I like to provide these links for queries of this type;
Quote:
Just a few links to aid you to gaining some understanding. Sure some may seem beyond a newbie but you must start somewhere;



Linux Documentation Project
Rute Tutorial & Exposition
Linux Command Guide
Utimate Linux Newbie Guide
LinuxSelfHelp
Bash Beginners Guide
Bash Reference Manual
Advanced Bash-Scripting Guide
Linux Home Networking



The above links and others can be found at '
Slackware-Links'. More than just Slackware® links!
LDP above will provide more than enough information on a wide variety of topics for everyone. Rute is a great place to start as a tutorial. The rest of the links will help other areas for 'cli' aka 'command line'.

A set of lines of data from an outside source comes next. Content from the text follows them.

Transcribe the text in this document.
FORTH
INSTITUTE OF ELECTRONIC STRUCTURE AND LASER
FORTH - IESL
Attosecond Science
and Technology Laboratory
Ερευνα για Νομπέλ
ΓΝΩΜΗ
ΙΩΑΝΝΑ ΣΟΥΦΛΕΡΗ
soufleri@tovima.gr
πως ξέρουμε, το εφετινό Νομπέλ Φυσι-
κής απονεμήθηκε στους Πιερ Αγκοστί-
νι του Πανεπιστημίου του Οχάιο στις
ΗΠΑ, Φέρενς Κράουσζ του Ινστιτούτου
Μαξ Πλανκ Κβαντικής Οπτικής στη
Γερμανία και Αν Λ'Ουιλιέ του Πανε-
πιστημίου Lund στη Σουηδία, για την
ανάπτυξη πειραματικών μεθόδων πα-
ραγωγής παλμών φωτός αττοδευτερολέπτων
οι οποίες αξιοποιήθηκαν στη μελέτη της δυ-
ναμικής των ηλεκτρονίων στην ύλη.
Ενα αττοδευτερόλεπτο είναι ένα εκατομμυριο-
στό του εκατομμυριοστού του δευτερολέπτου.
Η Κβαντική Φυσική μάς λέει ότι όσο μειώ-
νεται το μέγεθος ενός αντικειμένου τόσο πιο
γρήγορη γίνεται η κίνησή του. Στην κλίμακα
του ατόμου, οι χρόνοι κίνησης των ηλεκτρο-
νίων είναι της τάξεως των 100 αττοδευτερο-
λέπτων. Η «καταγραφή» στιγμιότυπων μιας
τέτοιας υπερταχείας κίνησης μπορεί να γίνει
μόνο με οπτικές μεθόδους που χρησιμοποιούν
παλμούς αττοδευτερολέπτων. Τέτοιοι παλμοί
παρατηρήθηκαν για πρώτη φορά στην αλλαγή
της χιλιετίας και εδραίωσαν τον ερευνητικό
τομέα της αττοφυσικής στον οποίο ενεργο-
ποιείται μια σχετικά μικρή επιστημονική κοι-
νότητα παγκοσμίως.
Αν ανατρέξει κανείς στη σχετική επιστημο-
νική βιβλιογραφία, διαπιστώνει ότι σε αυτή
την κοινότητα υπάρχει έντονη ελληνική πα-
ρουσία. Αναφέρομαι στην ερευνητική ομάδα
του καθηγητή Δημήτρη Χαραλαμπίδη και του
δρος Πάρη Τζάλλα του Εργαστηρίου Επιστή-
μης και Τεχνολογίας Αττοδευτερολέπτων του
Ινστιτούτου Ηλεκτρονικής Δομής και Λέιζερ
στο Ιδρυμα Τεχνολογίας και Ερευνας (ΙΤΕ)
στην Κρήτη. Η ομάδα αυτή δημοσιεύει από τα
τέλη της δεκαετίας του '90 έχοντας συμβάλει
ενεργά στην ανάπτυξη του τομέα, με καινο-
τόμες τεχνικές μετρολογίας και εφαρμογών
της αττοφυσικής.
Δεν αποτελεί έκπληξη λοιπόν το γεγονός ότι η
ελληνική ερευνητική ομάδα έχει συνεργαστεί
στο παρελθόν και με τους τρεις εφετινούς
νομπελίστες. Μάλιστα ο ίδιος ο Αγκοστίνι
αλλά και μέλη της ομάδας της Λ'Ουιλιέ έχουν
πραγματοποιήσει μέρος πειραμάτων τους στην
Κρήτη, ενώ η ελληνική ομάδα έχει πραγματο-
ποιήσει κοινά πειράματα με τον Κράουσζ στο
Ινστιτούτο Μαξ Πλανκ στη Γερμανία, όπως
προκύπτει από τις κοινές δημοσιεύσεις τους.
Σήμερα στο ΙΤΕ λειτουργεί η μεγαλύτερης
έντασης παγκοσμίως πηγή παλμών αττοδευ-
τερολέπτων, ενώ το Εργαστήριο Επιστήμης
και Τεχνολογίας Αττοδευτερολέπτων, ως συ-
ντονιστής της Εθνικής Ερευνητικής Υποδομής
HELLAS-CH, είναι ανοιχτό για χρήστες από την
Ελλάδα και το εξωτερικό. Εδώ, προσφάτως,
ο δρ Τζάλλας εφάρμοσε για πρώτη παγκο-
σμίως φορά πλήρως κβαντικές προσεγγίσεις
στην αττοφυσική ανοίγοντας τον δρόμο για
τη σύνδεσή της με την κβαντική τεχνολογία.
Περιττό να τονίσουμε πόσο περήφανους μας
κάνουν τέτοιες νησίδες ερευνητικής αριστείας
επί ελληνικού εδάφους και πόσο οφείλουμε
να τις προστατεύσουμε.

Personally, I feel LFS can provide the means to learn your way around a Gnu/Linux but if you do not under commands and the syntax you can get lost fast. LFS is nothing more than a cookbook. Do not forget locally or online 'man command' can help you to learn the command along with options & syntax. I like to use local 'man command' where 'command is the operation/script in question, i.e.;
Quote:
from 'man bash';
NAME
bash - GNU Bourne-Again SHell

SYNOPSIS
bash [options] [file]

COPYRIGHT
Bash is Copyright (C) 1989-2011 by the Free Software Foundation, Inc.

DESCRIPTION
Bash is an sh-compatible command language interpreter that executes commands read from the standard input or from a file. Bash also incorporates
useful features from the Korn and C shells (ksh and csh).

Bash is intended to be a conformant implementation of the Shell and Utilities portion of the IEEE POSIX specification (IEEE Standard 1003.1). Bash
can be configured to be POSIX-conformant by default.
I do prefer 'bash'!

Hope this helps.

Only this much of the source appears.